Men may indeed acquire unlimited powers of producing any changes they like, for the powers of objects as they change according to the difference of class, space, time and condition, are not permanent, and so it is proper that they should act in accordance with the desire of the Yogin; but there is a limit to men’s will by the command of God—thus far and no further.

Another point in our favour is that the Yoga philosophy differs from the Sāṃkhya mainly in this that the purushārtha or serviceability to the purusha is only the aim or end of the evolution of prakṛti and not actually the agent which removes the obstacles of the prakṛti in such a way as to determine its course as this cosmical process of evolution. Purushārtha is indeed the aim for which the process of evolution exists; for this manifold evolution in its entirety affects the interests of the purusha alone; but that does not prove that its teleology can really guide the evolution on its particular lines so as to ensure the best possible mode of serving all the interests of the purusha, for this teleology being immanent in the prakṛti is essentially non-intelligent. Thus Vācaspati says: “The fulfilment of the purpose of the purusha is not also the prime mover. God has the fulfilment of the purpose of the purusha as His own purpose, for which He behaves as the prime mover. The fulfilment of the purpose of the purusha may be regarded as cause only in the sense that it is the object in view of God, the prime mover.”[37]

The Sāṃkhya, however, hopes that this immanent purpose in prakṛti acts like a blind instinct and is able to guide the course of its evolution in all its manifold lines in accordance with the best possible service of the purusha.

The Pātañjala view, as we have seen, maintains that Īśvara removes all obstacles of prakṛti in such a way that this purpose may find scope for its realisation. Thus Sūtrārthabodhinī, IV. 3, of Nārāyaṇa Tīrtha says: “According to atheistic Sāṃkhya the future serviceability of purusha alone is the mover of prakṛti. But with us theists the serviceability of purusha is the object for which prakṛti moves. It is merely as an object that the serviceability of the purusha may be said to be the mover of the prakṛti.”

As regards the connection of prakṛti and purusha, however, both Sāṃkhya and Pātañjala agree according to Vijñāna Bhikshu in denying the interference of Īśvara; it is the movement of prakṛti by virtue of immanent purpose that connects itself naturally with the purusha. Vijñāna Bhikshu’s own view, however, is that this union is brought about by God (Vijñānāmṛta-bhāshya, p. 34).

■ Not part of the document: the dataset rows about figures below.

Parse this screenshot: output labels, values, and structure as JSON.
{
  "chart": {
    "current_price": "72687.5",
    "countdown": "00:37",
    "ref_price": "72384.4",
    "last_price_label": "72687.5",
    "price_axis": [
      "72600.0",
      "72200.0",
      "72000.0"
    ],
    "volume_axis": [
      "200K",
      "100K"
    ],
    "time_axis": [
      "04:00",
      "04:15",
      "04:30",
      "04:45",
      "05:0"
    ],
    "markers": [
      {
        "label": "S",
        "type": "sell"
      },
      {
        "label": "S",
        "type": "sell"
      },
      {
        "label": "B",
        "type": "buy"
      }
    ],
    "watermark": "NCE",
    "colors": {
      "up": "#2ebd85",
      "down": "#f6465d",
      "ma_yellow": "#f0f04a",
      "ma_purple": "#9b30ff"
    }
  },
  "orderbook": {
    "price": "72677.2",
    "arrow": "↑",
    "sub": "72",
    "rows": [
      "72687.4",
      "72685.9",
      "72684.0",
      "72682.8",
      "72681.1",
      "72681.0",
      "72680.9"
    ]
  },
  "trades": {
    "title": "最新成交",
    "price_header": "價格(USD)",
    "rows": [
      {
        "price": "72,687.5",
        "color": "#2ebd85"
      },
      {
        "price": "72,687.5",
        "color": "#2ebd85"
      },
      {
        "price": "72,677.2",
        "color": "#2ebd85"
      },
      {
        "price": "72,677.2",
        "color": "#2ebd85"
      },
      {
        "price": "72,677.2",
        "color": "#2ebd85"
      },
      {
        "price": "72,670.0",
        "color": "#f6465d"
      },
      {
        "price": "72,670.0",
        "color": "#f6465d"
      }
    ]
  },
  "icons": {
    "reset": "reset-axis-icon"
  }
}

To recapitulate, we see that there is an immanent purpose in prakṛti which connects it with the purushas. This purpose is, however, blind and cannot choose the suitable lines of development and cause the movement of Prakṛti along them for its fullest realisation. Prakṛti itself, though a substantial entity, is also essentially of the nature of conserved energy existing in the potential form but always ready to flow out and actualise itself, if only its own immanent obstructions are removed. Its teleological purpose is powerless to remove its own obstruction. God by His very presence removes the obstacles, by which, prakṛti of itself moves in the evolutionary process, and thus the purpose is realised; for the removal of obstacles by the influence of God takes place in such a way that the purpose may realise its fullest scope. Realisation of the teleology means that the interests of purusha are seemingly affected and purusha appears to see and feel in a manifold way, and after a long series of such experiences it comes to understand itself in its own nature, and this being the last and final realisation of the purpose of prakṛti with reference to that purusha all connections of prakṛti with such a purusha at once cease; the purusha is then said to be liberated and the world ceases for him to exist, though it exists for the other unliberated purushas, the purpose of the prakṛti with reference to whom has not been realised. So the world is both eternal and non-eternal, i.e. its eternality is only relative and not absolute. Thus the Bhāshya says the question “whether the world will have an end or not cannot be directly answered. The world-process gradually ceases for the wise and not for others, so no one-sided decision can be true” (IV. 33).